Бомбардировки Хельсинки
Bombs on Helsinki, декабрь 1939
Второй воздушный налет произошел в три часа дня. Ни одна сирена не подала сигнала тревоги; был только стремительный, захватывающий дух грохот бомб. Русские самолеты летали высоко и незаметно, а затем пикировали для сброса тяжелых бомб. Налет длился одну минуту. Для каждого жителя Хельсинки это была самая длинная минута из всех, что они пережили.
Мы шаркали по выбитым стеклам, разбросанным на улицах. Серый полдень казался еще более сумрачным от дыма. Разбомбленные дома в этом квартале были охвачены пламенем, через него нельзя было разглядеть развалин. Пожарные работали быстро и молча: сейчас у них не было других дел, кроме как пытаться потушить огонь. Позже они смогут выкопать тела.

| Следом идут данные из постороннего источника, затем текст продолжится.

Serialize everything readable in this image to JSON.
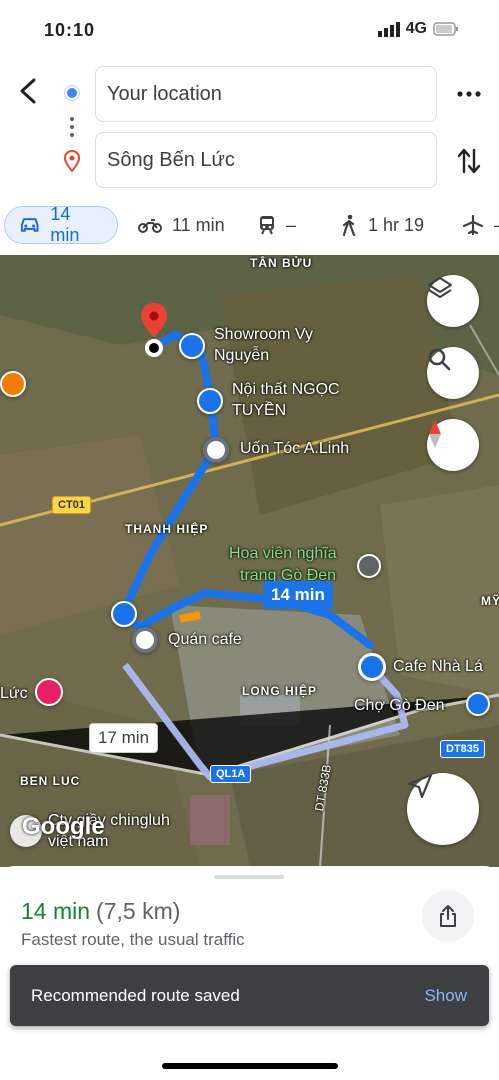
{
  "status_bar": {
    "time": "10:10",
    "network": "4G"
  },
  "search": {
    "origin": "Your location",
    "destination": "Sông Bến Lức"
  },
  "modes": [
    {
      "name": "car",
      "label": "14 min",
      "selected": true
    },
    {
      "name": "motorbike",
      "label": "11 min"
    },
    {
      "name": "transit",
      "label": "–"
    },
    {
      "name": "walk",
      "label": "1 hr 19"
    },
    {
      "name": "flight",
      "label": "–"
    }
  ],
  "map": {
    "places": {
      "tan_buu": "TÂN BỬU",
      "showroom_1": "Showroom Vy",
      "showroom_2": "Nguyễn",
      "noi_that_1": "Nội thất NGỌC",
      "noi_that_2": "TUYỀN",
      "uon_toc": "Uốn Tóc A.Linh",
      "thanh_hiep": "THANH HIỆP",
      "hoa_vien_1": "Hoa viên nghĩa",
      "hoa_vien_2": "trang Gò Đen",
      "quan_cafe": "Quán cafe",
      "cafe_nha_la": "Cafe Nhà Lá",
      "cho_go_den": "Chợ Gò Đen",
      "long_hiep": "LONG HIỆP",
      "ben_luc": "BEN LUC",
      "luc": "Lức",
      "giay_1": "Cty giầy chingluh",
      "giay_2": "việt nam",
      "my": "MỸ"
    },
    "roads": {
      "ct01": "CT01",
      "ql1a": "QL1A",
      "dt835": "DT835",
      "dt833b": "DT 833B"
    },
    "route_time_selected": "14 min",
    "route_time_alt": "17 min",
    "watermark": "Google"
  },
  "sheet": {
    "duration": "14 min",
    "distance": "(7,5 km)",
    "description": "Fastest route, the usual traffic"
  },
  "snackbar": {
    "message": "Recommended route saved",
    "action": "Show"
  },
  "colors": {
    "route": "#1a73e8",
    "alt_route": "#aab9f0",
    "eta_green": "#188038",
    "origin_dot": "#4285f4",
    "destination_pin": "#ea4335"
  }
}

На углу улицы, в наступающей ночи, женщина остановила автобус и посадила в него своего ребенка. Она не успела поцеловать его на прощание, и никто не сказал ни слова. Женщина повернулась и пошла обратно по разбомбленной улице. Автобус собирал детей, чтобы увезти их куда угодно (никто не знал, куда именно) — лишь бы за город. Эта странная миграция началась в обед и продолжалась всю ночь. Потерянные дети, чьи родители пропали в горящих зданиях или разлучились с ними в суматохе внезапного нападения, выходили поодиночке или по двое и по трое, выбирая любую дорогу, которая уводила их прочь от увиденного. Спустя несколько дней государственное радио все еще называло их имена, пытаясь найти их семьи. <…>
В сельской местности и городе ходили слухи — этот неизбежный побочный продукт войны — о том, что русские планируют массированную воздушную атаку, что они собираются стереть Хельсинки с лица земли. Никто и ничто не уцелеет. В подобной атмосфере русские забрасывали город пропагандистскими листовками и распространяли пропаганду по радио. Финны реагировали на нее озлобленными усмешками. Вместе с бомбами прилетали плохо напечатанные буклеты со словами: «Вы знаете, что у нас есть хлеб, так почему вы голодаете?».

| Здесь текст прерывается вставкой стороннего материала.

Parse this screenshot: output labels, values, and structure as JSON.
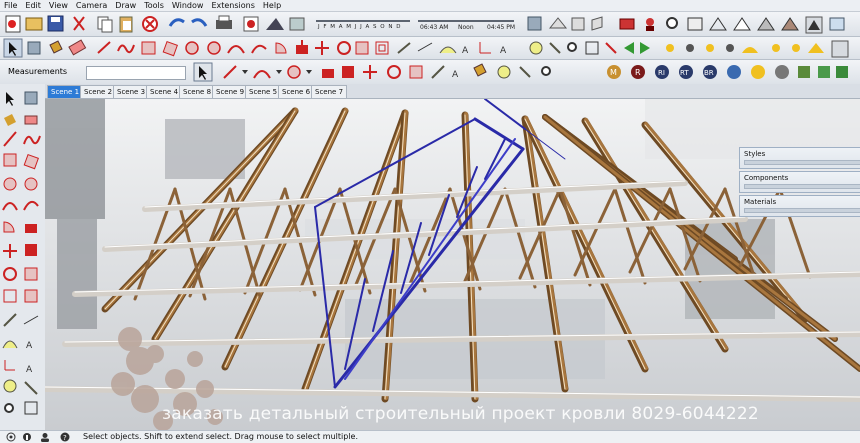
{
  "menu": [
    "File",
    "Edit",
    "View",
    "Camera",
    "Draw",
    "Tools",
    "Window",
    "Extensions",
    "Help"
  ],
  "measurements": {
    "label": "Measurements",
    "value": ""
  },
  "shadow": {
    "months": "J F M A M J J A S O N D",
    "time_current": "06:43 AM",
    "time_noon": "Noon",
    "time_end": "04:45 PM"
  },
  "scenes": [
    "Scene 1",
    "Scene 2",
    "Scene 3",
    "Scene 4",
    "Scene 8",
    "Scene 9",
    "Scene 5",
    "Scene 6",
    "Scene 7"
  ],
  "active_scene": "Scene 1",
  "trays": [
    {
      "title": "Styles"
    },
    {
      "title": "Components"
    },
    {
      "title": "Materials"
    }
  ],
  "watermark": "заказать детальный строительный проект кровли 8029-6044222",
  "status": {
    "text": "Select objects. Shift to extend select. Drag mouse to select multiple."
  },
  "colors": {
    "truss_wood": "#a8763e",
    "highlight_truss": "#2a2aa8",
    "tab_active": "#2d7bd6"
  }
}
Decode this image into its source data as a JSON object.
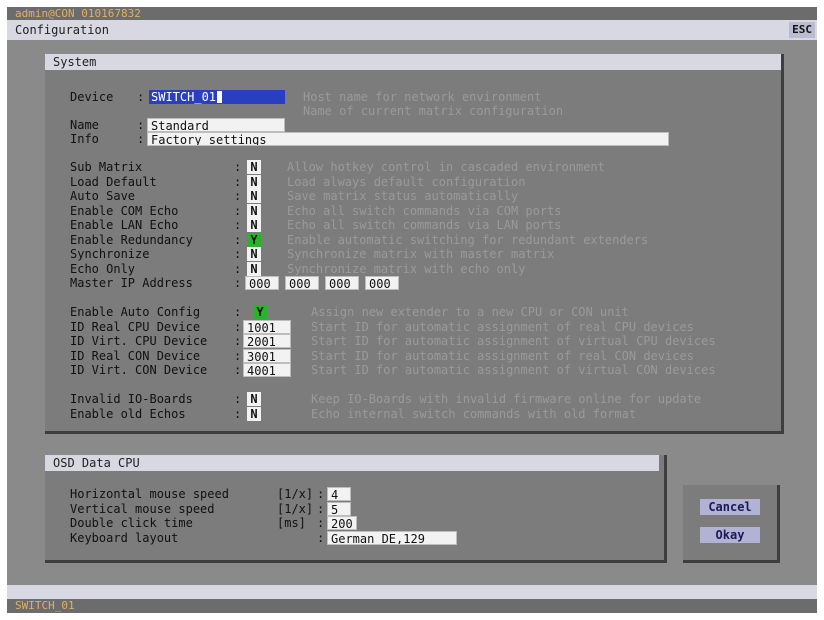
{
  "top_bar": {
    "user": "admin@CON 010167832"
  },
  "title_bar": {
    "title": "Configuration",
    "esc_label": "ESC"
  },
  "system": {
    "title": "System",
    "device_label": "Device",
    "device_value": "SWITCH_01",
    "device_hint_1": "Host name for network environment",
    "device_hint_2": "Name of current matrix configuration",
    "name_label": "Name",
    "name_value": "Standard",
    "info_label": "Info",
    "info_value": "Factory settings",
    "flags": [
      {
        "label": "Sub Matrix",
        "value": "N",
        "hint": "Allow hotkey control in cascaded environment"
      },
      {
        "label": "Load Default",
        "value": "N",
        "hint": "Load always default configuration"
      },
      {
        "label": "Auto Save",
        "value": "N",
        "hint": "Save matrix status automatically"
      },
      {
        "label": "Enable COM Echo",
        "value": "N",
        "hint": "Echo all switch commands via COM ports"
      },
      {
        "label": "Enable LAN Echo",
        "value": "N",
        "hint": "Echo all switch commands via LAN ports"
      },
      {
        "label": "Enable Redundancy",
        "value": "Y",
        "hint": "Enable automatic switching for redundant extenders"
      },
      {
        "label": "Synchronize",
        "value": "N",
        "hint": "Synchronize matrix with master matrix"
      },
      {
        "label": "Echo Only",
        "value": "N",
        "hint": "Synchronize matrix with echo only"
      }
    ],
    "master_ip": {
      "label": "Master IP Address",
      "octets": [
        "000",
        "000",
        "000",
        "000"
      ]
    },
    "auto_config": [
      {
        "label": "Enable Auto Config",
        "value": "Y",
        "hint": "Assign new extender to a new CPU or CON unit"
      },
      {
        "label": "ID Real CPU Device",
        "value": "1001",
        "hint": "Start ID for automatic assignment of real CPU devices"
      },
      {
        "label": "ID Virt. CPU Device",
        "value": "2001",
        "hint": "Start ID for automatic assignment of virtual CPU devices"
      },
      {
        "label": "ID Real CON Device",
        "value": "3001",
        "hint": "Start ID for automatic assignment of real CON devices"
      },
      {
        "label": "ID Virt. CON Device",
        "value": "4001",
        "hint": "Start ID for automatic assignment of virtual CON devices"
      }
    ],
    "legacy": [
      {
        "label": "Invalid IO-Boards",
        "value": "N",
        "hint": "Keep IO-Boards with invalid firmware online for update"
      },
      {
        "label": "Enable old Echos",
        "value": "N",
        "hint": "Echo internal switch commands with old format"
      }
    ]
  },
  "osd": {
    "title": "OSD Data CPU",
    "rows": [
      {
        "label": "Horizontal mouse speed",
        "unit": "[1/x]",
        "value": "4"
      },
      {
        "label": "Vertical mouse speed",
        "unit": "[1/x]",
        "value": "5"
      },
      {
        "label": "Double click time",
        "unit": "[ms]",
        "value": "200"
      },
      {
        "label": "Keyboard layout",
        "unit": "",
        "value": "German DE,129"
      }
    ]
  },
  "buttons": {
    "cancel": "Cancel",
    "okay": "Okay"
  },
  "status_bar": {
    "text": "SWITCH_01"
  }
}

По московскому радио им многократно повторяли, что финны — братья и что вина за войну лежит не на финском народе, а лишь на дьявольски хитрой и маленькой банде финских революционеров. Эти заявления стали лучшей шуткой в Хельсинки. В Финляндии менее одного процента неграмотного населения — люди хорошо информированы. Они верят российским бомбам, а не российской пропаганде.
На второй день войны в СССР было создано «Народное правительство Финляндии», во главе которого встал сбежавший в Петербург финский коммунист Отто Куусинен. Советские власти признали его законным правительством Финляндии и подписали с ним договор о взаимопомощи, порвав связи с реальным финским правительством, которое перед войной отказалось подписывать с СССР договор о территориальных уступках, — его объявили пособником империалистов.
По мере нашего приближения к южной границе и зоне боевых действий число беженцев увеличивалось. Они передвигались на санях по этой белой, смертельно холодной стране: это были в основном пожилые люди, сгрудившиеся вокруг своих сумок и свертков. Шел пятый день войны, но от первого шока уже не осталось и следа. Не было никакой паники — только холодная решимость защищать свою страну. Казалось, что люди точно знали, куда они должны идти, и что у каждого есть какая-то особая работа, необходимая всем. Один итальянский журналист как-то заметил в Хельсинки, что тот, кто смог выжить в финском климате, сможет пережить все, что угодно. Мы с восхищением решили, что финны — суровый и неумолимый народ, наблюдая за тем, как они принимают эту войну: как будто нет ничего особенного в том, что три миллиона человек сражаются против нации в 180 миллионов. <…>
Они долго строили свою страну, и, хотя нет ничего совершенного, они знают, что Финляндия — это место, где люди не страдают от безработицы или голода, где здоровье и немощь в старости — это забота государства, где школы доступны для всех, где кооперативы, государственное владение промышленностью и транспортом, а также дешевая земля гарантируют справедливое распределение богатства, где все люди могут верить, во что хотят, говорить, как считают нужным, и читать все, что пожелают. Они не собираются легко сдаваться, и хотя эта война — катастрофа, они принимают ее хладнокровно, потому что у них нет выбора.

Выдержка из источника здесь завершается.